Attack on Thurstan rugby team causes confusion | Sunday Observer

Attack on Thurstan rugby team causes confusion

31 March, 2019

Confused officials of Sri Lanka Rugby have called for an investigation, one of many, after Thurstan College’s players and their parents were reported to have been assaulted in yet another show of schoolboy violence at a match at the Nittawela ground in Kandy last week.

It happened moments after the match when players of the opposing St. Sylvester’s College which is now a government-run school surrounded referee Sarath Madugalle and reportedly manhandled him after which spectators set upon the Thurstanites and their supporters.

Thurstan College won the match.

Coach of Thurstan College Rohitha Rajapakse has in a scathing report to Sri Lanka Rugby, which is the ultimate authority on rugby in the country, said that the attack on his players and their supporters left a slur on the sport and should never have taken place on the field of play.

Rajapaksa brought the latest bout of violence to the attention of the sport’s keepers by personally handing over a letter to Sri Lanka Rugby’s executive director Rohan Gunaratne in which he states that the situation had even gone out of control and his players held hostage at the ground for 90 minutes as anti-riot police personnel stormed in to rescue the visiting team.

Rajapaksa has conveyed to Sri Lanka Rugby that stones and bottles had also been used to attack the Thurstan players some of whom left the field under police guard with bloodied faces.

According to the World Rugby charter of which Sri Lanka is a party to, an assault on a referee or match official means a life ban on the offending player.

But in a move hard to fathom, referee Madugalle has in a letter to Sri Lanka Rugby said that neither he nor the Thurstan players were assaulted with only a brawl taking place between players of the opposing team.

Sri Lanka Rugby’s deputy president Rizly Illyas said they were in possession of photographic and video evidence of the assaults unleashed on the Thurstan team and has directed both the Referees Society and the Schools Rugby Association to submit their reports.
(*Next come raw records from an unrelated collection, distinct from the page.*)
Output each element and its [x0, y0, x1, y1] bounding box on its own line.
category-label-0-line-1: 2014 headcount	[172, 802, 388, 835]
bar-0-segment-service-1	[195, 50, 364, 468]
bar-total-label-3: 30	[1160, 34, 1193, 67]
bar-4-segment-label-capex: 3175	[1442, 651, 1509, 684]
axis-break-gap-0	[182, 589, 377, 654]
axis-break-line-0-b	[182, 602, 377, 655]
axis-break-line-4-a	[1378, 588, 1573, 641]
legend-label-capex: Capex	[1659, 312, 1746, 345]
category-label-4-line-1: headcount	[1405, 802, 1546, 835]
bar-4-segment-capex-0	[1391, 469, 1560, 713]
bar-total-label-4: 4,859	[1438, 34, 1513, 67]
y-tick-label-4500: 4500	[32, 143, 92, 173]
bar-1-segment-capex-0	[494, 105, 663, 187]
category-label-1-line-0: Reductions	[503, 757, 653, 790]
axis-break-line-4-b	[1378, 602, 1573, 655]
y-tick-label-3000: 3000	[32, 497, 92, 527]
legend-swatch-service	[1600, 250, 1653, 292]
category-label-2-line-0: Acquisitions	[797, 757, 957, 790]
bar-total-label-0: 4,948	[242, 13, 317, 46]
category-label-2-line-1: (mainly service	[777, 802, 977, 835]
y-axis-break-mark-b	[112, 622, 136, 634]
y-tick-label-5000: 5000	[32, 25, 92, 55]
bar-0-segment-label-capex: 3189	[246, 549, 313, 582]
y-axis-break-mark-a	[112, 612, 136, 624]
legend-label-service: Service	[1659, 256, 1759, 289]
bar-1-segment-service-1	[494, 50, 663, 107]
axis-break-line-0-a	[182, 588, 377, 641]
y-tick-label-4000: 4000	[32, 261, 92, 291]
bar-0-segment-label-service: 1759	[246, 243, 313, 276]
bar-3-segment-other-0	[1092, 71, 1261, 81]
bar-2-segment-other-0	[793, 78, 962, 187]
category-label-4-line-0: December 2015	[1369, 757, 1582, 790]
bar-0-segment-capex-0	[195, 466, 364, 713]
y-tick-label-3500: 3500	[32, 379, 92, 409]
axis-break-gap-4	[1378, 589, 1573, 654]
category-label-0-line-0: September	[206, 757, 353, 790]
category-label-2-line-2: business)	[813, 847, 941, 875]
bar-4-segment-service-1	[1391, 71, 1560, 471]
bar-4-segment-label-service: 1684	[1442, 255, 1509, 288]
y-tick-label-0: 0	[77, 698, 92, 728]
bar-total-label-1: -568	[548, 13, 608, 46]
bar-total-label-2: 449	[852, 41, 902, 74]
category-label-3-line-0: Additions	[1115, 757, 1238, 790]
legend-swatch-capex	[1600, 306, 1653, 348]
“As long as the Referees Society is run by people with individual interests the situation will not change. The whole refereeing set-up has to be re-structured. Referees are not strong enough to take decisions,”said Illyas.

But the biggest fear among rugby followers in the country is that with several violent incidents of the past overlooked or swept under the carpet by tournament organizers, the latest round of violence in schools rugby will also end up as another forgotten incident.

Many followers of rugby remain skeptical that anything will be done to clean up the deadly mess that school rugby has fallen into as the tournament itself has been politicized with interference and nothing short of winning is accepted.

Only one school head in the country spoke out publicly against the exploitation of amateur youth sports in the country when Trinity College’s principal Andrew Fowler-Watt, a British educationist, warned that school sports will suffer what he called a “terminal decline” if schoolboys are not allowed to enjoy the goodness of sport.

He made the remarks at the launch of his school’s centenary cricket big match with St. Anthony’s College two years ago.

Last week’s incident in Kandy only adds to a long list of violence at schools rugby that only goes to show to what extend players and their supporters will go to settle scores in a sport that is well patronized by commercial partners of the Sri Lanka Schools Rugby Football Association which has proved a total failure in providing security at matches.